Dad drove McMurray back to town, and Mom finally slept. Margie and Nell returned from Aunt Kate’s, where Dad had sent them for the day When I told Margie what had happened, she listened and then went to the kitchen and made herself a peanut butter sandwich. I sat down on the floor, holding Fido to my chest.
Timber
On weekends I accompanied Dad to Buckotaban Lake, where we peeled logs for the Wisconsin-Michigan Lumber Company. Dad and a friend, Marion Briggs, were hired to strip bark from the logs and pile them so that sledges and tractors could reach them for easy hauling. Briggs was a tall, husky man in his thirties, with a small daughter. He had been abandoned by his wife, reputedly a Spanish dancer. His mother raised the girl, keeping her in homemade dresses of an ugly Victorian style. Briggs was a violinist who, under mysterious circumstances, had given up his career. Only rarely would he consent to perform. He encouraged Dad to play instruments. They earned thirty cents for each log trimmed of branches and debarked. By working hard, they could finish six or seven trees an hour. My job was to peel logs Dad had trimmed and slashed alo
ng one side. I used a “spud,” or tire iron. Pine bark came off easily. The spruce were difficult though. On these I used a drawknife, a blade with two parallel handles, scraping free the obstinate bark without gouging the wood. Since I was slow, Dad worked most of the spruce himself The best logs would be sawed into lumber, the remainder pulped. Our clothes and hands were coated with pitch. Only kerosene would cut it.
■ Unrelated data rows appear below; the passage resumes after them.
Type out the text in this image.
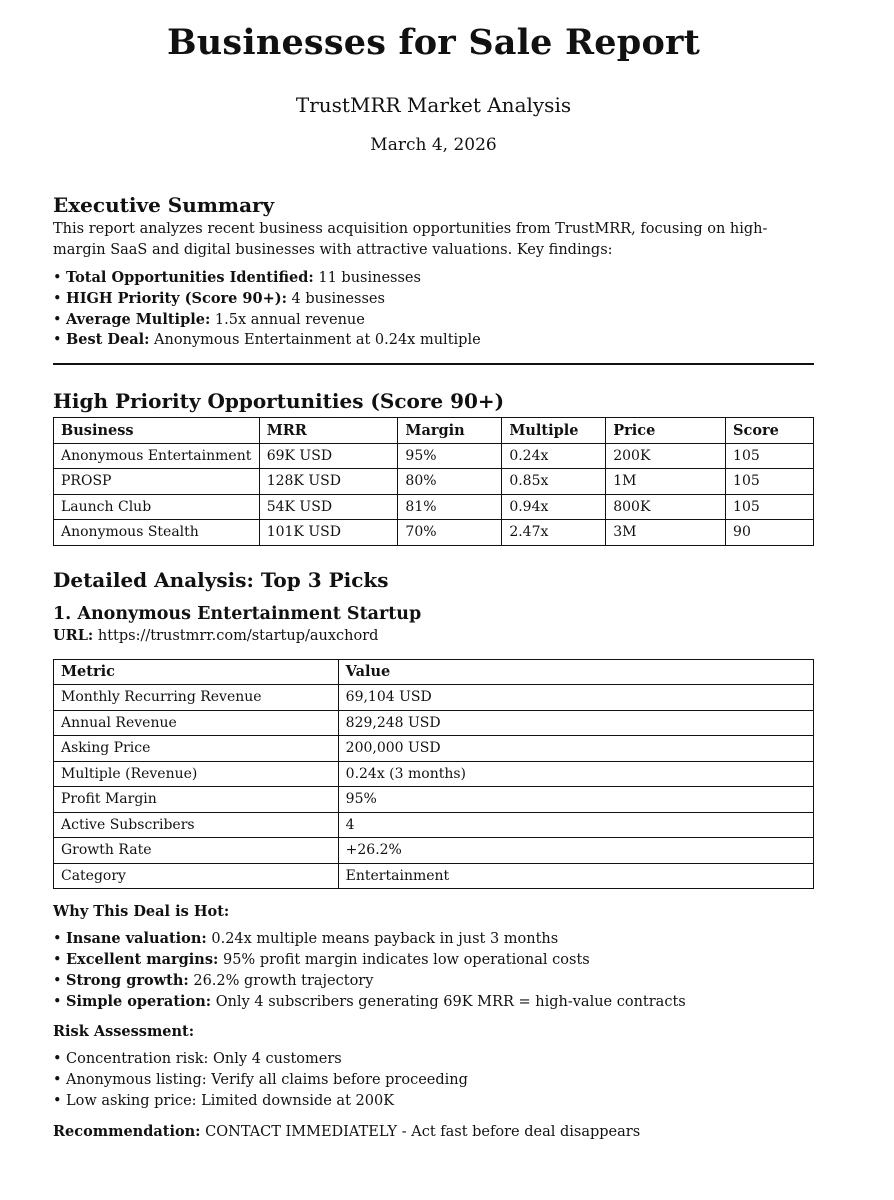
Businesses for Sale Report
TrustMRR Market Analysis
March 4, 2026
Executive Summary

This report analyzes recent business acquisition opportunities from TrustMRR, focusing on high-margin SaaS and digital businesses with attractive valuations. Key findings:

• Total Opportunities Identified: 11 businesses
• HIGH Priority (Score 90+): 4 businesses
• Average Multiple: 1.5x annual revenue
• Best Deal: Anonymous Entertainment at 0.24x multiple
High Priority Opportunities (Score 90+)
Business	MRR	Margin	Multiple	Price	Score
Anonymous Entertainment	69K USD	95%	0.24x	200K	105
PROSP	128K USD	80%	0.85x	1M	105
Launch Club	54K USD	81%	0.94x	800K	105
Anonymous Stealth	101K USD	70%	2.47x	3M	90
Detailed Analysis: Top 3 Picks
1. Anonymous Entertainment Startup

URL: https://trustmrr.com/startup/auxchord

Metric	Value
Monthly Recurring Revenue	69,104 USD
Annual Revenue	829,248 USD
Asking Price	200,000 USD
Multiple (Revenue)	0.24x (3 months)
Profit Margin	95%
Active Subscribers	4
Growth Rate	+26.2%
Category	Entertainment
Why This Deal is Hot:
• Insane valuation: 0.24x multiple means payback in just 3 months
• Excellent margins: 95% profit margin indicates low operational costs
• Strong growth: 26.2% growth trajectory
• Simple operation: Only 4 subscribers generating 69K MRR = high-value contracts
Risk Assessment:
• Concentration risk: Only 4 customers
• Anonymous listing: Verify all claims before proceeding
• Low asking price: Limited downside at 200K

Recommendation: CONTACT IMMEDIATELY - Act fast before deal disappears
Briggs worked by himself creating his own piles of timber. One afternoon he walked over to me, chatted briefly, and then whipped out his penis. There’s a protocol for relieving yourself in the presence of other males: either you turn your back or you stand beside them, facing the same way; neither of you gazes at the other. Briggs’s member was almost equine; I had never seen anything like it. Dad came over and spoke curtly to Briggs, who never displayed himself to me again.
Ethics
Dad’s trustworthiness and honor were tarnished by a feeling he shared with others of his subculture. Whenever you could exploit either the “haves” or the “government,” you did it. One evening he invited me to go with him for a walk. After a quarter of a mile or so, we came to a rise of highland where the soil had been freshly shoveled. “There,” he said proudly. “I’ve buried dynamite.” He had stolen the explosives from his WPA job, intending to use them for excavating a basement. Over the basement he planned to build an extra room. He described the sensitivity of the caps, how a brusque hit would detonate them. The foreman made regular reports of the dynamite supply to superiors. If he came up short, they would investigate. Dad cautioned me to tell no one.